Digging Up Asylum Secrets

Writing a book is always more work than I anticipate. I think this is true of many, if not most, writers: I’m struck with a spectacular idea for a story, which is great fun, and then have to sit down and do the actual work. Some writing days are a high of creativity; others are the pits. Most of my days of working on my latest romantic suspense novel, Secrets of the Asylum, were a joy, but others were a depressing drag.

What was depressing? Research – a critical part to writing a good book – that revealed some of the practices in the past regarding committing people to asylums. One of my three main characters is in a “loony bin” in 1921, so data collection was necessary, seeing that I was not in such a facility at that time. Some of that information I was already privy to from former research on the one-time asylum in Milledgeville, GA. Then I took a tour of the former Northern Michigan Asylum for the Insane, later the Traverse City State Hospital, and walking through the hallways and bedrooms and tunnels of that huge structure that housed 2,000 people I could feel their sorrows as well as the relief of some to be sheltered away from traditional society. Learning that women were often committed by their husbands just to get them out of the way so that the husbands would be free to run around was maddening. There was even a menopause cottage, the assumption being that a woman couldn’t handle herself during that time of life. And people who were sick, especially if they had consumption (tuberculosis), went there, which wasn’t necessarily the best place for treatment of such a disease.

There were some, however, who wanted to be committed, and that was fascinating to discover. It was reported in asylum records that some women committed themselves to get away from working a farm, husbands, and children. Old lumberjacks who could no longer wield an ax holed away there. Criminals with mental problems were sometimes sent there instead of prison. A woman going through menopause might in fact want to get away from it all. People with mental impairments and disabilities were there. A homeless orphan child and a single mother with kids might need food and shelter. Many used it as home until the end of their lives.

There were even those recorded as being there for “religious fervor” and “sexual misbehavior.” It was an interesting mix, to be sure.
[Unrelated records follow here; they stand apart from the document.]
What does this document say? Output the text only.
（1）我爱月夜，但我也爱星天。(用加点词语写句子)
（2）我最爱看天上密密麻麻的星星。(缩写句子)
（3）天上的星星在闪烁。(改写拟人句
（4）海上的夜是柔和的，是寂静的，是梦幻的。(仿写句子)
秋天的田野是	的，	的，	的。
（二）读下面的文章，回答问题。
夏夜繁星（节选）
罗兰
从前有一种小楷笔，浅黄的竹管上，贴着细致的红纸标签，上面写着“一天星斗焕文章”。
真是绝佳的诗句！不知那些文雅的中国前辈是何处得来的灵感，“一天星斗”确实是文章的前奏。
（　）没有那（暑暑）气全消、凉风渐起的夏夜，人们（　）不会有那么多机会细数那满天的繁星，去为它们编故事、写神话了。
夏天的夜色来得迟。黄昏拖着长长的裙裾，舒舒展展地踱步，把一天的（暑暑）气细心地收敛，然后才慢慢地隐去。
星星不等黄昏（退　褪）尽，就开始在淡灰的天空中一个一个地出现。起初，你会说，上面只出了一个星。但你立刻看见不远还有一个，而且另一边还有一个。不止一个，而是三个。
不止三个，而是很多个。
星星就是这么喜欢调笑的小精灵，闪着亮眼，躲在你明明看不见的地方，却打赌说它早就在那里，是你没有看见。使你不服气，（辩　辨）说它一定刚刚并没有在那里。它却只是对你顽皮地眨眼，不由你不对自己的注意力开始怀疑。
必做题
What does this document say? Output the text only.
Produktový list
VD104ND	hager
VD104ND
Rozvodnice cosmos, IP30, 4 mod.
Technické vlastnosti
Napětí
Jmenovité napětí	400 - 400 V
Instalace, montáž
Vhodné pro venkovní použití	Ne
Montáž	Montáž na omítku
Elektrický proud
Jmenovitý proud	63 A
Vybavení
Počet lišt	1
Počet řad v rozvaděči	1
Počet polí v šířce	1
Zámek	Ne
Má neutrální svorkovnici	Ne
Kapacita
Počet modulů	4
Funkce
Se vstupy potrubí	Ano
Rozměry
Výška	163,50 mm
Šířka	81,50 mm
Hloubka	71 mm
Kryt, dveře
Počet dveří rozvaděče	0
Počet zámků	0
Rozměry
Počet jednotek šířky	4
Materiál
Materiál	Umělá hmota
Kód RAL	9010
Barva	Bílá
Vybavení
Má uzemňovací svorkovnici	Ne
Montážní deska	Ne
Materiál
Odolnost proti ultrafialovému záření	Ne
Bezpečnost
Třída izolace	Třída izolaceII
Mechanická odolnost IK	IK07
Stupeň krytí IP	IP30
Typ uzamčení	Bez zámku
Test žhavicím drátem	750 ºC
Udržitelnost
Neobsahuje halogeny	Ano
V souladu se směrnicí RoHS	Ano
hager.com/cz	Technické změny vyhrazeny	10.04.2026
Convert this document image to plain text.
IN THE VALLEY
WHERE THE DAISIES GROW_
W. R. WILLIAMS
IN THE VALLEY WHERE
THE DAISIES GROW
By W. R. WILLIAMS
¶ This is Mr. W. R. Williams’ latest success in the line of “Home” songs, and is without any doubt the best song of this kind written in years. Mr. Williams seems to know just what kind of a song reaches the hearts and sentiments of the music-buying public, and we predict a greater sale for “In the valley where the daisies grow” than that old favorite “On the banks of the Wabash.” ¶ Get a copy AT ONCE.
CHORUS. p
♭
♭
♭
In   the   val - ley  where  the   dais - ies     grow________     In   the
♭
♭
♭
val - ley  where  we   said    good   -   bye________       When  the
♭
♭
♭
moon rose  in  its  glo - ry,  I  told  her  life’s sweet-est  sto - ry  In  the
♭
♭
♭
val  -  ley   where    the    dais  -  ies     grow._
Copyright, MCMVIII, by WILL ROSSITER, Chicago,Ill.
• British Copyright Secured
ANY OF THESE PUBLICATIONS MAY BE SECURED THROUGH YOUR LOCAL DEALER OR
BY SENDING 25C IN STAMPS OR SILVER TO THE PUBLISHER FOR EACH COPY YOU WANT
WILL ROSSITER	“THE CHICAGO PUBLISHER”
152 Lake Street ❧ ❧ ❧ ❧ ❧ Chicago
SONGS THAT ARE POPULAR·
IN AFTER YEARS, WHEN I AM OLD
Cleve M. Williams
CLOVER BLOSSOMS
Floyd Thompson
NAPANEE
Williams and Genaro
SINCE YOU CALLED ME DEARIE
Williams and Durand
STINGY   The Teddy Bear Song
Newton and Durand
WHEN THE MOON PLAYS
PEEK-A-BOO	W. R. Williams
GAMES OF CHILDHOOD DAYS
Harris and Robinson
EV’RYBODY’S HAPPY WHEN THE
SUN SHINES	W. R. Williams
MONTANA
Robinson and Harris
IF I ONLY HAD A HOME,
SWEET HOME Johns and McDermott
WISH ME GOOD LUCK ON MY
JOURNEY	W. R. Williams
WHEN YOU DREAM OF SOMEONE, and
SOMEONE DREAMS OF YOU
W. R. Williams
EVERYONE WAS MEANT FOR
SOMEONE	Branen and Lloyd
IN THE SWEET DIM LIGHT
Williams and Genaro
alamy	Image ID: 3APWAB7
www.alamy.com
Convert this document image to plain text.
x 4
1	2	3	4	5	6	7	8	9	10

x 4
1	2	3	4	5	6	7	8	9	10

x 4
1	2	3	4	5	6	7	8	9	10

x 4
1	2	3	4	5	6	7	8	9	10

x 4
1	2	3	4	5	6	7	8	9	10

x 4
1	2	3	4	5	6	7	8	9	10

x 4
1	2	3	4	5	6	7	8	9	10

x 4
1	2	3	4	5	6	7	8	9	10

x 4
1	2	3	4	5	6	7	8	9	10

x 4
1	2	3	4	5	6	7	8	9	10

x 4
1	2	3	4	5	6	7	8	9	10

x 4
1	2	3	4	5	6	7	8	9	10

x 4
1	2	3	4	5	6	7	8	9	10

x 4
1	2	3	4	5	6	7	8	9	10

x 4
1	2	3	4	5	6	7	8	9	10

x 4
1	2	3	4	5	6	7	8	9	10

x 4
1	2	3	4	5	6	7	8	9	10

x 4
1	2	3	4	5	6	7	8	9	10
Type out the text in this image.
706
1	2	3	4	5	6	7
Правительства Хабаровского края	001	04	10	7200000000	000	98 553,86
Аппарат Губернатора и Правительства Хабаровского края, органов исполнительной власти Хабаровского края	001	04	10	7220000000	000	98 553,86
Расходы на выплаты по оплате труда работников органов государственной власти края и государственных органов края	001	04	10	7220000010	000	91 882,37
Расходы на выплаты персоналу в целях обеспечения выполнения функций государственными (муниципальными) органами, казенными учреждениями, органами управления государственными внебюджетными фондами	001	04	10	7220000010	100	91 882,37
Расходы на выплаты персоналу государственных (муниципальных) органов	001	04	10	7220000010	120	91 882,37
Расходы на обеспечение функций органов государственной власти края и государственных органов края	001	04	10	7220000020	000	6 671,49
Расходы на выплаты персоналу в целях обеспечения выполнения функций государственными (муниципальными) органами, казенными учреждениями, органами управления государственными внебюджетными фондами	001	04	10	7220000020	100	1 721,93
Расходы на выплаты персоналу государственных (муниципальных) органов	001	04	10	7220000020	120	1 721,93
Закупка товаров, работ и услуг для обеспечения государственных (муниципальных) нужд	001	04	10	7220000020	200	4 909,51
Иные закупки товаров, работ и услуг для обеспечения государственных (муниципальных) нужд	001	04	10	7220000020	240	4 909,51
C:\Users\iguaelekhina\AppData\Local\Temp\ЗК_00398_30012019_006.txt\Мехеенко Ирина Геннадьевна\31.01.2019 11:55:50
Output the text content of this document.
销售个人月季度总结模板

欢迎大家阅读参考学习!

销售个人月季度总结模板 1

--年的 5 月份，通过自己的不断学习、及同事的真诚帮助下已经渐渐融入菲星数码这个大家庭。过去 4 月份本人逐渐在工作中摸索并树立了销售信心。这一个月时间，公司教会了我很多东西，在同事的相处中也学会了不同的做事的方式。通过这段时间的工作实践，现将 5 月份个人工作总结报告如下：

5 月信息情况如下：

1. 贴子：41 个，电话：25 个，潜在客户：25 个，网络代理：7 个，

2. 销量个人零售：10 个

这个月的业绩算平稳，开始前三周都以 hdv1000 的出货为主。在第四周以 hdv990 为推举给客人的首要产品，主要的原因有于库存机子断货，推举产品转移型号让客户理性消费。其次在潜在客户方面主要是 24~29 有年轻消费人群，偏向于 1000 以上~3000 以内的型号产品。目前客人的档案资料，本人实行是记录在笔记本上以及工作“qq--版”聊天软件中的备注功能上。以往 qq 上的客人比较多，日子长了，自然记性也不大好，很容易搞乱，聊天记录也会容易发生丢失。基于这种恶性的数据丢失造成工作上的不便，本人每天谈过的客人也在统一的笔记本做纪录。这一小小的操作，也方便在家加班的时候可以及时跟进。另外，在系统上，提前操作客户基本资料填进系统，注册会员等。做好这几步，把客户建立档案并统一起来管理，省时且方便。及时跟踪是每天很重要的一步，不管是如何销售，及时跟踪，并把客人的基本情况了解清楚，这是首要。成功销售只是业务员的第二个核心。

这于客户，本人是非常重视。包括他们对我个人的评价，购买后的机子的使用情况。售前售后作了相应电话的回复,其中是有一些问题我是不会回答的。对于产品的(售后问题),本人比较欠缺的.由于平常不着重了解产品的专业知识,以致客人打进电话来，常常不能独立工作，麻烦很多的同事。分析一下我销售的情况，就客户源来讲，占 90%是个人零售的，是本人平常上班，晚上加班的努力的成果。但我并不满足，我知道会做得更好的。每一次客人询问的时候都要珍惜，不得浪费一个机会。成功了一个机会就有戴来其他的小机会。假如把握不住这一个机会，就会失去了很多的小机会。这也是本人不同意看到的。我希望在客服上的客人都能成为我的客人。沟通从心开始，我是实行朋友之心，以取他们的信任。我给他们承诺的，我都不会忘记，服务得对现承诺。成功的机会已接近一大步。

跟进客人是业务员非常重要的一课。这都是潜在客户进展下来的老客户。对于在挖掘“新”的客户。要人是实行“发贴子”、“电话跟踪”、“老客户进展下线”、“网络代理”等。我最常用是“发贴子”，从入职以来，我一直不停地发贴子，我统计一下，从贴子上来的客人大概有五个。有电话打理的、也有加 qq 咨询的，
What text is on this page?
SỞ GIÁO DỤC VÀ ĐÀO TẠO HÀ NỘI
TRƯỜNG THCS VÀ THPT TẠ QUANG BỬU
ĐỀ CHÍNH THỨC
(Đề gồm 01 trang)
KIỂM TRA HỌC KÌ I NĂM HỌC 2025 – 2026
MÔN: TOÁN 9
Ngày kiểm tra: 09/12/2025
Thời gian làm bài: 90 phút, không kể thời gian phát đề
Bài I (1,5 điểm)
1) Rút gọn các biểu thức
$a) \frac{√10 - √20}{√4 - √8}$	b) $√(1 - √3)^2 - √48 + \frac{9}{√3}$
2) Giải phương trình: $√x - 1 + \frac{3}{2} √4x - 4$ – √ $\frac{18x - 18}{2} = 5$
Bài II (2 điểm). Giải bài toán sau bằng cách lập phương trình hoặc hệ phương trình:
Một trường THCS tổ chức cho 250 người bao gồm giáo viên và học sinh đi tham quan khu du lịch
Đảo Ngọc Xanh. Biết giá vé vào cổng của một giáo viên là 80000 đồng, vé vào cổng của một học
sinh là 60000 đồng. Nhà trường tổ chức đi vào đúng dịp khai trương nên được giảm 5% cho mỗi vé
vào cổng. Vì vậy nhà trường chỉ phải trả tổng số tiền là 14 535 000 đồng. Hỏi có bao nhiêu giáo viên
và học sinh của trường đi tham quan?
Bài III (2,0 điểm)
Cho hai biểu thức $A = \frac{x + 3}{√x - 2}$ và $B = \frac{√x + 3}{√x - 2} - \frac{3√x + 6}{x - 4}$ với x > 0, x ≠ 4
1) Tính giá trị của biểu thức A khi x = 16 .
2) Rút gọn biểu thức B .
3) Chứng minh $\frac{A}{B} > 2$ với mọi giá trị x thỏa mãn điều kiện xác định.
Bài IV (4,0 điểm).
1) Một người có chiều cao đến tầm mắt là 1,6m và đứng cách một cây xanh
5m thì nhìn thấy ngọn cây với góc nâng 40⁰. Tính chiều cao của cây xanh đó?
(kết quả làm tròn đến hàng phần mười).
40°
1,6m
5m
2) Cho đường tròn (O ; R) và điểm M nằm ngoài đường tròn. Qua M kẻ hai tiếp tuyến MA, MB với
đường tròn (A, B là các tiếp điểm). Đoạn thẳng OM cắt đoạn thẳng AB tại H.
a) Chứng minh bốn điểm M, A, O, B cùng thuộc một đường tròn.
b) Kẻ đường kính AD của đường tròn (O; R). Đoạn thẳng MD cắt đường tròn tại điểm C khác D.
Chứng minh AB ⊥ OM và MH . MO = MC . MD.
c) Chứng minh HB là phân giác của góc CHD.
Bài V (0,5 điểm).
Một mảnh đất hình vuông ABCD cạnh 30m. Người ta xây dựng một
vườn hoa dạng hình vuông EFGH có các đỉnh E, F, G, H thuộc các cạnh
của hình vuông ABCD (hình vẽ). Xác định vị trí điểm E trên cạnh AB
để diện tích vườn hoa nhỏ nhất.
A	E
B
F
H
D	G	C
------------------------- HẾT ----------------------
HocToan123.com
Weaving reality into my fictional story took a lot of thought. It isn’t something that can just be thrown together. This I tell you in case you are a writer or are thinking of being a writer. If you have fairy tale ideas about the glamour of writing, I suggest you find yourself a cozy asylum. A good story takes creativity, dreaming, and imagination, to be sure, but mostly it takes good old-fashioned seat time. You need to sit down and do the work, on enjoyable days and on depressing days. Those books that are living in your head don’t write themselves.


  • Linda
    A year ago my wife and I moved to Traverse City to be near grandchildren. We love the Commons and plan to take a guided tour someday, we take all our visitor friends there. I’m an ameteur[sp] historian and read all I can about the Asylum/Hospital, your book “Secrets of the Asylum” I read in one day, couldn’t put it down. We even have one friend who remembers as a little girl visiting her maternal grandmother there. I was so intrigued by your book I looked up the names of everyone in it to see if they were real characters in Traverse City. We also love Mackinaw Island and spent a “taste of Mackinaw” weekend at the Grand Hotel. Well thanks for laboring thru these remarks, again Thanks

    • Tim, I’m sorry I missed your remarks earlier, as it pleases me no end that you’ve enjoyed my books about “up north.” Isn’t the old asylum – the Commons today – fascinating? So many stories to be told! Some of the names in the book come from my family. My grandfather – not at all a wealthy man – was Thomas Herbert Sullivan, thus the patriarch of the book family. Interesting, after writing I found Sullivans in St. Anne’s cemetery on the island. So, “it coulda been.” I made these works of fiction as historically accurate as possible. The research into that area is amazing. I’ll be in TC for book signings for Secrets of the Summer, the last in the trilogy, at Horizon Books on Saturday, July 27, 1-3, and Landmark Books Sunday and Monday, the 28th & 29th, 11-2. Hope to see you there.